TintaSiyasi.id -- Meski tinggal di negeri yang mayoritas penduduknya muslim, namun penentuan standar halal dan haram pada suatu produk ternyata masih menimbulkan polemik. Sebagaimana yang ramai diperbincangkan akhir-akhir ini, dimana beredar video produk dengan nama tuak, beer, wine, tuyul yang mendapat sertifikasi halal dari Badan Penyelenggara Jaminan Produk Halal (BPJPH). Tentu ini berbeda pandangan dengan standar fatwa Majelis Ulama Indonesia (MUI), yang berpendapat bahwa pemberian sertifikasi seperti itu tentu tidak dibenarkan. (Detik Hikmah, Selasa 01 Oktober 2024).
Setelah ditelusuri, informasi dalam video yang viral ini benar adanya. Jadi sejumlah produk tersebut memperoleh sertifikat halal dari jalur Self Declare. Dimana jalur ini tanpa audit Lembaga Pemeriksa Halal dan penetapan halal dari Komisi Fatwa MUI. Padahal dalam Fatwa MUI Nomor 4 Tahun 2003 tentang Standarisasi Halal, ada empat kriteria penggunaan nama dan bahan. Di antaranya tidak boleh menggunakan nama dan atau simbol makanan dan atau minuman yang mengarah pada kekufuran dan kebatilan.
Inilah sertifikasi halal dalam naungan sistem sekuler kapitalistik. Standar self declare dianggap benar dan aman karena zat yang terkandung dalam sebuah produk merupakan zat yang halal, tanpa memikirkan lebih lanjut lagi tentang pemberian nama yang identik dengan produk haram dalam pandangan aqidah Islam.
Dan terbukti sertifikasi halal seperti ini membuat masyarakat rancu dan bingung, hingga bisa membahayakan seorang muslim, karena erat kaitannya dengan prinsip hidup (aqidah). Mirisnya sertifikasi semacam ini terus dilanggengkan karena diduga kuat menjadi sarana ladang bisnis, karena sebagaimana umum diketahui bahwa sertifikasi halal mempunyai batas waktu tertentu.

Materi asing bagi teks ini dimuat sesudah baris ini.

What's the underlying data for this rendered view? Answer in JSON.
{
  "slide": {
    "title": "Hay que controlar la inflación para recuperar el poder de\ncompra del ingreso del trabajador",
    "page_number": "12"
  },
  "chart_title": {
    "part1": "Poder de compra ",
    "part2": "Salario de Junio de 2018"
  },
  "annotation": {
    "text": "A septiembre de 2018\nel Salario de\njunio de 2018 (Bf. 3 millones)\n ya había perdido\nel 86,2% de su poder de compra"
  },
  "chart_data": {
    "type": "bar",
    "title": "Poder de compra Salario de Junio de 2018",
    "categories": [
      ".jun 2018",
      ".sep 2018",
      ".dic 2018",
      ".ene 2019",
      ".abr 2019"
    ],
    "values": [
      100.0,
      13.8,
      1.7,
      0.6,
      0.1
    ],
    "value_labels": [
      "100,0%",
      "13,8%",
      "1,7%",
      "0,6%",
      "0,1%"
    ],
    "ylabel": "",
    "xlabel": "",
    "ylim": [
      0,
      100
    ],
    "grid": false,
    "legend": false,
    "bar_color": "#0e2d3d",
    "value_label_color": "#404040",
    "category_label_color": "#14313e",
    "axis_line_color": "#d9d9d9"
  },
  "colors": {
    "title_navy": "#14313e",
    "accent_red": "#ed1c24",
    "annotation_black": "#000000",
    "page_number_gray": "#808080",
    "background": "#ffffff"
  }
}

Sertifikasi Halal Dalam Islam
Sebagai sistem hidup yang sempurna, syariah Islam juga mengatur terkait standar halal dan haram suatu produk. Dalam masalah ini maka negara sebagai pelindung umat mempunyai tanggungjawab besar untuk memberi jaminan produk halal yang akan dikonsumsi masyarakat.
Sehingga dalam kaitannya dengan pemberian sertifikasi, maka negara akan memfasilitasi sertifikasi dengan biaya murah atau bahkan gratis. Karena landasan bernegara dalam Islam adalah aqidah Islam yang sangat mengutamakan keridhaan Allah Ta'ala, maka dalam sistem Islam dipastikan tidak akan ada yang namanya kecurangan dan ketidakjelasan dalam pemberian sertifikasi halal. Sehingga masyarakatpun bisa hidup dan mengkonsumsi suatu produk dengan tenang.
Disisi lain pengawasan produk di tengah-tengah masyarakat juga rutin dilakukan oleh seorang qadhi hisbah yang akan berkeliling mengawasi produksi dan distribusi yang tersebar luas, mulai dari pengawasan di pabrik, gudang pangan, tempat pemotongan hewan, pasar tradisional, hingga produk yang dijual di mal dan supermarket semuanya akan mendapatkan pengawasan yang sangat teliti.
Bagaimana dengan produk yang dikonsumsi oleh non muslim?. Maka syariah Islam akan mengatur bahwa produk haram boleh dikonsumsi dan beredar hanya di tengah komunitas non muslim. Demikianlah bentuk pengaturan Islam terkait sertifikasi halal suatu produk, dan inilah bukti nyata jaminan perlindungan negara pada rakyatnya.